Travis Downs <travis.downs@xxxxxxxxx> · Fri, 31 Jan 2025 17:06:50 -0300

On Fri, Jan 10, 2025 at 5:58 AM Christoph Hellwig <hch@xxxxxxxxxxxxx> wrote:
>
> On Thu, Jan 09, 2025 at 10:51:19AM -0500, Theodore Ts'o wrote:
> > For Linux, if the block device is one that requires stable writes
> > (e.g., for iSCSI writes which include a checksum, or SCSI devices with
> > DIF/DIX enabled, or some software RAID 5 block device), where a racy
> > write might lead to an I/O error on the write or in the case of RAID
> > 5, in the subsequent read of the block, Linux will protect against
> > this happening by marking the page read-only while the I/O is
> > underway, either if it's happening via buffered writeback or O_DIRECT
> > writes, and then marking the page read/write afterwards.
>
> This only happens for buffered I/O, and not for direct I/O.
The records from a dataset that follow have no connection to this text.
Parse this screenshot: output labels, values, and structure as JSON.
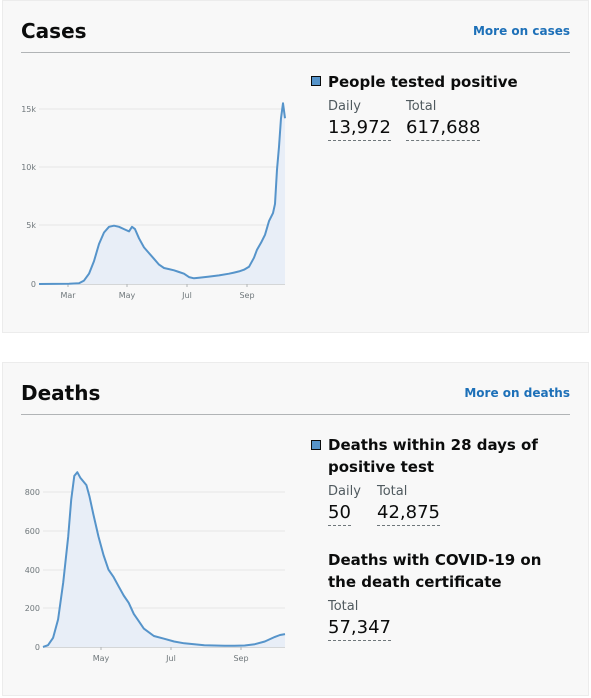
{
  "colors": {
    "accent": "#5694ca",
    "link": "#1d70b8",
    "fill": "#e8eef7"
  },
  "cases": {
    "title": "Cases",
    "more_link": "More on cases",
    "metric": {
      "heading": "People tested positive",
      "daily_label": "Daily",
      "daily_value": "13,972",
      "total_label": "Total",
      "total_value": "617,688"
    },
    "chart_data": {
      "type": "area",
      "y_ticks": [
        "15k",
        "10k",
        "5k",
        "0"
      ],
      "x_ticks": [
        "Mar",
        "May",
        "Jul",
        "Sep"
      ],
      "ylim": [
        0,
        16000
      ],
      "xlim": [
        0,
        246
      ],
      "series": [
        {
          "values": [
            [
              0,
              0
            ],
            [
              30,
              20
            ],
            [
              40,
              60
            ],
            [
              45,
              300
            ],
            [
              50,
              900
            ],
            [
              55,
              2000
            ],
            [
              60,
              3500
            ],
            [
              65,
              4500
            ],
            [
              70,
              5000
            ],
            [
              75,
              5100
            ],
            [
              80,
              5000
            ],
            [
              85,
              4800
            ],
            [
              90,
              4600
            ],
            [
              93,
              5000
            ],
            [
              96,
              4800
            ],
            [
              100,
              4000
            ],
            [
              105,
              3200
            ],
            [
              110,
              2700
            ],
            [
              115,
              2200
            ],
            [
              120,
              1700
            ],
            [
              125,
              1400
            ],
            [
              130,
              1300
            ],
            [
              135,
              1200
            ],
            [
              140,
              1050
            ],
            [
              145,
              900
            ],
            [
              150,
              600
            ],
            [
              155,
              500
            ],
            [
              160,
              550
            ],
            [
              170,
              650
            ],
            [
              180,
              750
            ],
            [
              190,
              900
            ],
            [
              195,
              1000
            ],
            [
              200,
              1100
            ],
            [
              205,
              1250
            ],
            [
              210,
              1500
            ],
            [
              215,
              2300
            ],
            [
              218,
              3000
            ],
            [
              222,
              3600
            ],
            [
              226,
              4300
            ],
            [
              230,
              5500
            ],
            [
              234,
              6200
            ],
            [
              236,
              7000
            ],
            [
              238,
              10000
            ],
            [
              240,
              12000
            ],
            [
              242,
              14500
            ],
            [
              244,
              15800
            ],
            [
              246,
              14500
            ]
          ]
        }
      ]
    }
  },
  "deaths": {
    "title": "Deaths",
    "more_link": "More on deaths",
    "metric1": {
      "heading": "Deaths within 28 days of positive test",
      "daily_label": "Daily",
      "daily_value": "50",
      "total_label": "Total",
      "total_value": "42,875"
    },
    "metric2": {
      "heading": "Deaths with COVID-19 on the death certificate",
      "total_label": "Total",
      "total_value": "57,347"
    },
    "chart_data": {
      "type": "area",
      "y_ticks": [
        "800",
        "600",
        "400",
        "200",
        "0"
      ],
      "x_ticks": [
        "May",
        "Jul",
        "Sep"
      ],
      "ylim": [
        0,
        1000
      ],
      "xlim": [
        0,
        240
      ],
      "series": [
        {
          "values": [
            [
              0,
              0
            ],
            [
              5,
              10
            ],
            [
              10,
              50
            ],
            [
              15,
              150
            ],
            [
              20,
              350
            ],
            [
              25,
              600
            ],
            [
              28,
              800
            ],
            [
              31,
              930
            ],
            [
              34,
              950
            ],
            [
              37,
              920
            ],
            [
              40,
              900
            ],
            [
              43,
              880
            ],
            [
              46,
              820
            ],
            [
              50,
              720
            ],
            [
              55,
              600
            ],
            [
              60,
              500
            ],
            [
              65,
              420
            ],
            [
              70,
              380
            ],
            [
              75,
              330
            ],
            [
              80,
              280
            ],
            [
              85,
              240
            ],
            [
              90,
              180
            ],
            [
              95,
              140
            ],
            [
              100,
              100
            ],
            [
              110,
              60
            ],
            [
              120,
              45
            ],
            [
              130,
              30
            ],
            [
              140,
              20
            ],
            [
              150,
              15
            ],
            [
              160,
              10
            ],
            [
              170,
              8
            ],
            [
              180,
              7
            ],
            [
              190,
              7
            ],
            [
              200,
              8
            ],
            [
              210,
              15
            ],
            [
              220,
              30
            ],
            [
              230,
              55
            ],
            [
              235,
              65
            ],
            [
              240,
              70
            ]
          ]
        }
      ]
    }
  }
}
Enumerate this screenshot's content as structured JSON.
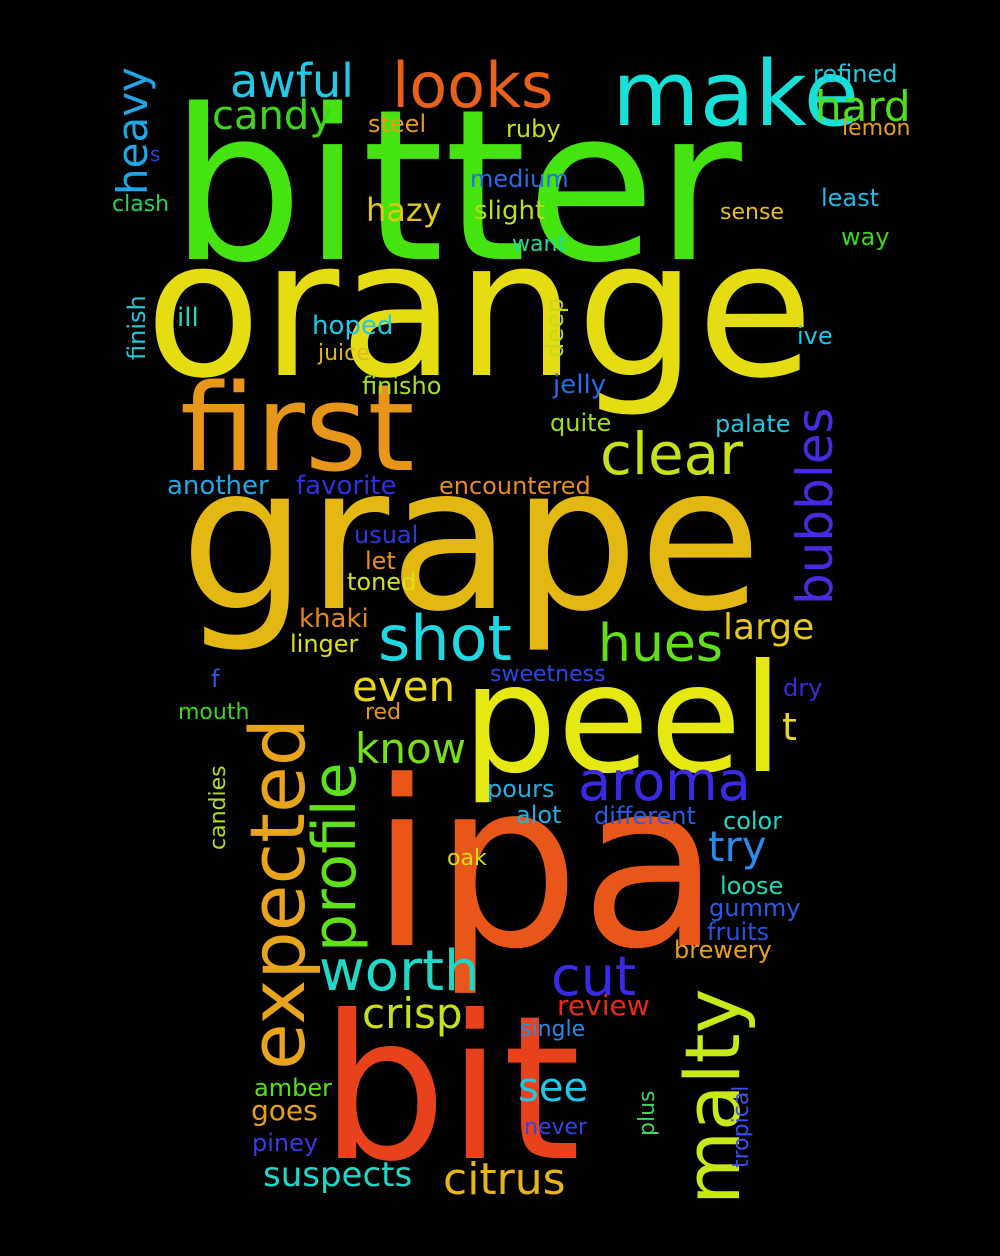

Thank you. To clarify, "this" means the RO protection, right? So in direct IO
there is no such protection?

>
> But that only matters when your operation is inside the sector (LBA)
> boundary that the device interface operates on, e.g. if you using 512
> byte sector size as long your stay outside of that you're still fine.

Sorry it's not clear if you are talking about the buffered or direct
I/O case here.

Also, my problem description was not clear enough. I made it sound as if
we only concurrently write to different 1k blocks than the data we care about,
but there is actually no such alignment: we might write to adjacent bytes of
alignment 1.

That is, we may write bytes [0, 777) of some 4K block, then send it down for
direct IO via io_submit, and before that returns we may write the next region
[777, 1234) or whatever. So we are definitely interested in the case where
there are writes within the same 512-byte sector.

>
> BUT: that assumes device checksums.  File systems can have checksums
> as well and have the same problem.  Because of that for example running
> Windows VM images which tend to somehow generate this pattern on qemu
> using direct I/O on btrfs files has historically causes a lot of
> problems.

So is it fair to say that for direct IO these types of racy writes are not safe?

Specifically, we are looking at behavior in a 3rd party, proprietary
block device
(implemented as a kernel module) and are wondering if these types of racy
writes break the implied or explicit semantics of safe direct IO writes.